NASA almost sent first Black man into space, new documentary reveals

(Photo by Ethan Miller/Getty Images)

(Photo by Ethan Miller/Getty Images)

In the late 1960s, Americans were caught up in the space race between the United States and the Soviet Union – but before that, another great fight was brewing concerning the efforts to send the first Black man into space.

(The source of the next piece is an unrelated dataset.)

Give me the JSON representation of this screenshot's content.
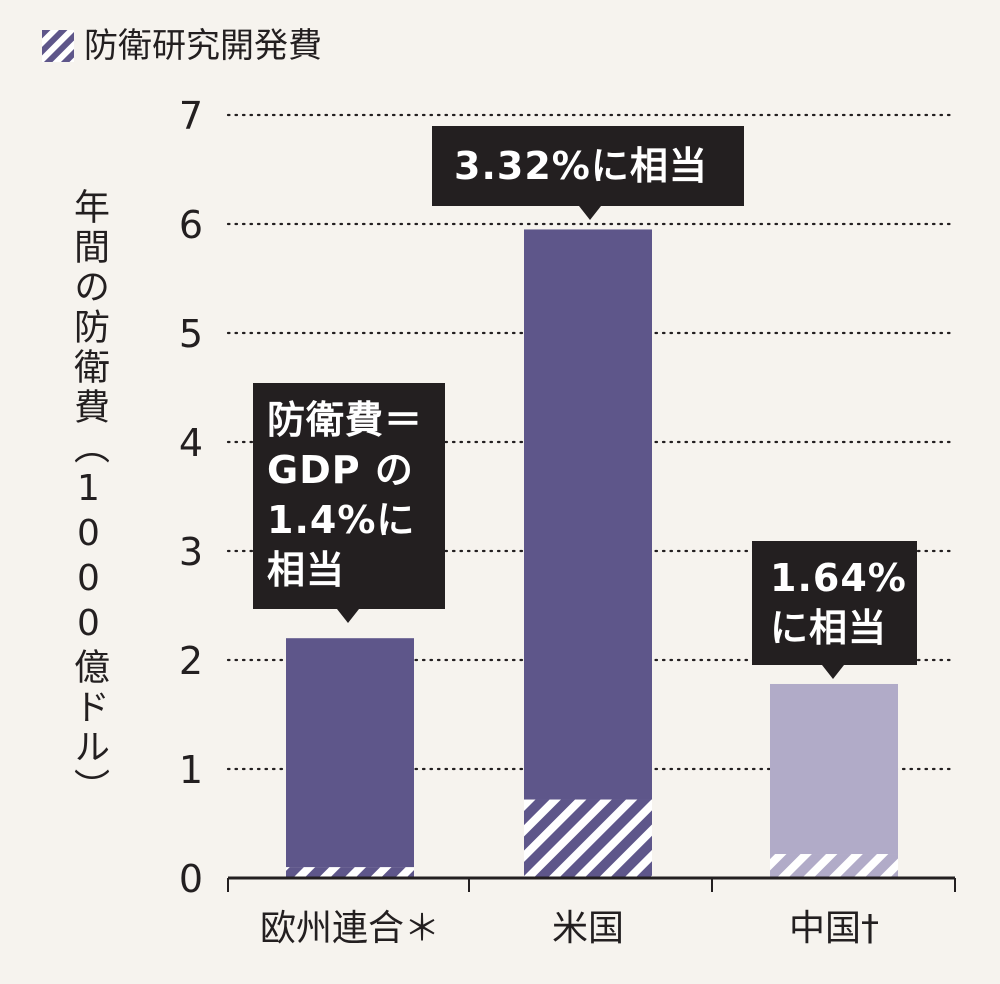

The new Smithsonian Channel documentary, Black in Space: Breaking the Color Barrier, tells the story of Ed Dwight Jr. He was an Air Force pilot who in 1962 was named by President John F. Kennedy as the first Black astronaut trainee. Dwight was training to become the first Black astronaut in space, according to NPR.

READ MORE: Erika James becomes first woman and African American named dean of Penn’s Wharton school

Kennedy asked journalist Edward R. Murrow, who headed up the United States Information Agency, to help the United States improve its image globally. Murrow urged NASA to put Dwight in space.

It wouldn’t be an easy road for Dwight. As the country was in the thick of the Civil Rights Movement, Dwight faced racism from classmates and superiors in the astronaut training program. He wrote about this time in his 2009 memoir, Soaring on the Wings of a Dream.

After Kennedy was assassinated in 1963, Dwight lost an ally and his quest to go to space ended. The Air Force took him out of astronaut training and gave him other projects to work on, NPR reported.

READ MORE: Ramona Hood appointed first Black woman FedEx CEO

Until now, Dwight’s story has been all but been forgotten. The documentary helps to shed light on NASA’s refusal back then to integrate its space program and to introduce Dwight as an early leader forging ahead in an attempt to make Black history.

Even Robert Satcher, a Black astronaut who went to space in 2009, didn’t learn about Dwight’s story until he later worked for NASA.

“It really is disappointing that he did not fly and was not a part of the Apollo experience,” Satcher told NPR’s All Things Considered about Dwight. It would’ve been fantastic if we saw Ed Dwight walking on the moon.”

READ MORE: Why more than 1,000 Delta Sigma Theta Sorority, Inc. members swarmed Capitol Hill this week

“Although there’s a lot to be proud of at NASA, I think it’s one of those chapters that is consistent with a lot of other disappointments that African Americans have experienced in this country,” Satcher added.

The nation wouldn’t see a Black man travel to space until 1983 when Guion Bluford Jr. made history.

Black in Space highlights the efforts of Dwight and the stories of other Black astronauts, including Robert Henry Lawrence, Jr., the first Black astronaut, Bluford, and Ronald McNair. Lawrence never made it to the moon after he died in an air crash at Edwards Air Force Base, California in 1967.

“They really are the first of the first,” the documentary filmmaker, Laurens Grant, said, according to the Associated Press. “And they are the elite of the elite.”